At first it was willpower, but now I'm so out of the habit it's not an issue.
Not drinking has changed my life so much that I wouldn't want to go back, despite the fact that wine tastes so good.

I'm fitter, always clear headed, I sleep better, my skin is better and yes, I'm thinner too. Took a long time for all those benefits to kick in, but now I wouldn't want to reverse them.

Artwodeetoo · 12/06/2022 21:01

I drink occasionally but wouldn't be arsed if someone said you can never drink again, no iron discipline needed.

DrEllie · 12/06/2022 21:01

The alcohol unit advice has no basis in science and appears to be just plucked out of the air. www.spectator.co.uk/article/the-great-alcohol-cover-up-how-public-health-hid-the-truth-about-drinking

luckylavender · 12/06/2022 21:02

@BitBehind I don't think it's normal, no. Or healthy.

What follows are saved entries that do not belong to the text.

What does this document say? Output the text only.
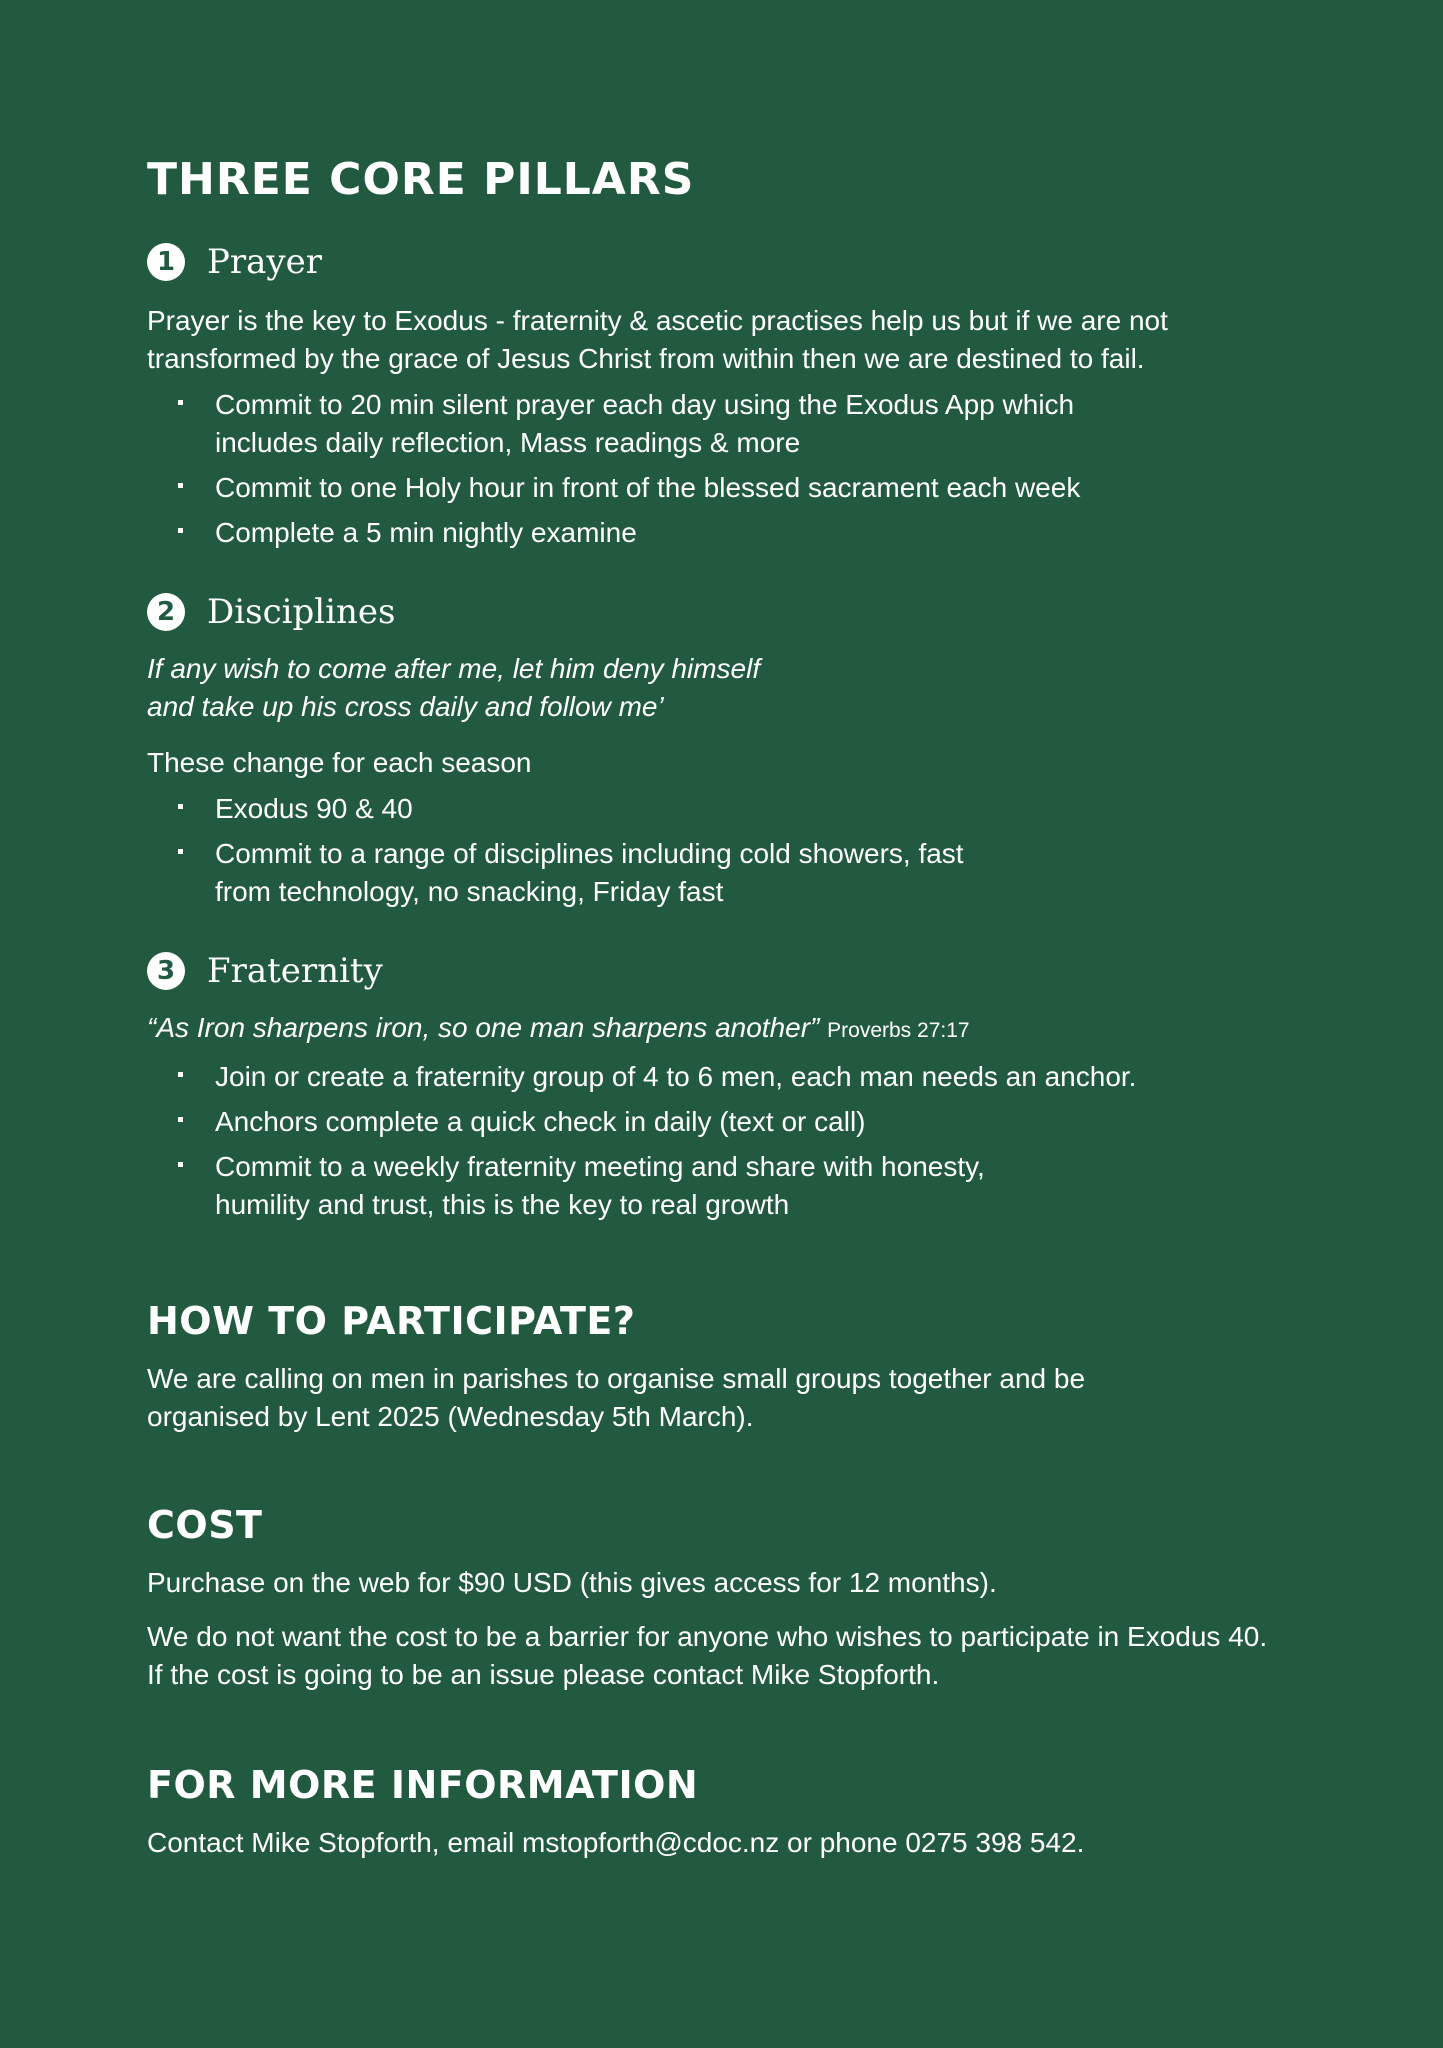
THREE CORE PILLARS
1 Prayer

Prayer is the key to Exodus - fraternity & ascetic practises help us but if we are not transformed by the grace of Jesus Christ from within then we are destined to fail.

Commit to 20 min silent prayer each day using the Exodus App which includes daily reflection, Mass readings & more
Commit to one Holy hour in front of the blessed sacrament each week
Complete a 5 min nightly examine
2 Disciplines

If any wish to come after me, let him deny himself
and take up his cross daily and follow me’

These change for each season

Exodus 90 & 40
Commit to a range of disciplines including cold showers, fast from technology, no snacking, Friday fast
3 Fraternity

“As Iron sharpens iron, so one man sharpens another” Proverbs 27:17

Join or create a fraternity group of 4 to 6 men, each man needs an anchor.
Anchors complete a quick check in daily (text or call)
Commit to a weekly fraternity meeting and share with honesty, humility and trust, this is the key to real growth
HOW TO PARTICIPATE?

We are calling on men in parishes to organise small groups together and be organised by Lent 2025 (Wednesday 5th March).

COST

Purchase on the web for $90 USD (this gives access for 12 months).

We do not want the cost to be a barrier for anyone who wishes to participate in Exodus 40. If the cost is going to be an issue please contact Mike Stopforth.

FOR MORE INFORMATION

Contact Mike Stopforth, email mstopforth@cdoc.nz or phone 0275 398 542.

PurpleButterflyWings · 12/06/2022 21:02

Not normal.

Tipsyturvychocolatemonster · 12/06/2022 21:03

Of course it’s not normal and you know this full well. I don’t understand why you are pretending you don’t and you lack the intelligence to make any decisions as an adult and have to copy your parents. Unless there is a drip feed coming and you have special needs? Otherwise, why pretend you need to do the same as your parents?

Ceridwenn · 12/06/2022 21:03

coffeecupsandfairylights · 12/06/2022 21:00

Why is having a soft drink with a meal weird?

What are adults meant to drink with their meals?